L’ancien ministre de la santé, Général Rémi lamah à comparu devant la cour de répression des infractions économiques et financières ce jeudi 10 novembre 2022. L’ancien ministre de la santé est poursuivi pour des faits  » de corruption dans la passation, l’exécution et le contrôle des marchés publics et de complicité ». 
Les faits remontent en 2020 sur les contrats de passation des marchés avec les importateurs de médicaments et des produits pharmaceutiques en Guinée. Le général Rémi lamah aurait résilié le contrat de la société guinéenne d’importation de médicaments et accessoires pharmaceutiques. Cela par l’intermédiaire d’une société dénommée ZMC avec une implication « de faux et usage de faux ». Selon l’ancien ministre de la santé, le contrat de la société était expiré depuis décembre 2018 et qui continuait à livrer des produits sanitaires dans le pays.
Au cours des débats, le médecin général Rémi lamah reconnaît avoir reçu des instructions du premier ministre d’alors pour « surseoir les contrats de fournitures des produits pharmaceutiques avec soguimap, mettre en place un mécanisme urgent pour éviter la rupture de médicaments » dans une lettre qui lui a été adressé le 13 juin 2020. Selon lui, cette instruction intervient après une concertation entre le premier ministre et le ministre de l’économie et des finances relative à la passation de marchés publics.
Poursuivant, le ministre de la santé sous le régime Alpha Condé soutient que « une fois ces instructions ont été données, j’ai laissé les soins à l’agent judiciaire de l’état pour s’occuper de ce qui est de la procédure de résiliation du contrat ».

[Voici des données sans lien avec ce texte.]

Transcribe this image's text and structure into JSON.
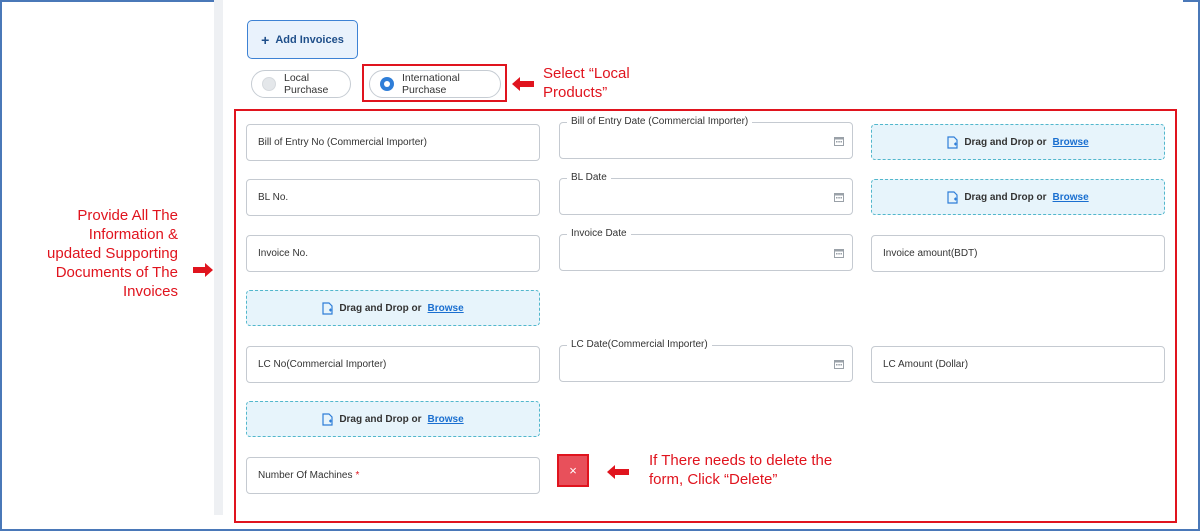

Sur la question de la partie civile de savoir « avez-vous porté plainte à la justice pour une intervention dans le faux et usage de faux? », l’accusé répond par le négatif:  » non! je l’ai pas fait mais j’ai continué à faire des rappels à l’Agent judiciaire de l’Etat ».
Malgré son intervention dans « le faux et usage de faux » du contrat, l’accusé à la barre dit être « mal à l’aise que la société continue d’opérer avec un contrat déjà expiré ». Par conséquent, il fallait « donc résilier le contrat ».
Cette affaire de « corruption dans la passation de marchés publics et de complicité » a été renvoyée au 22 novembre pour la suite des débats.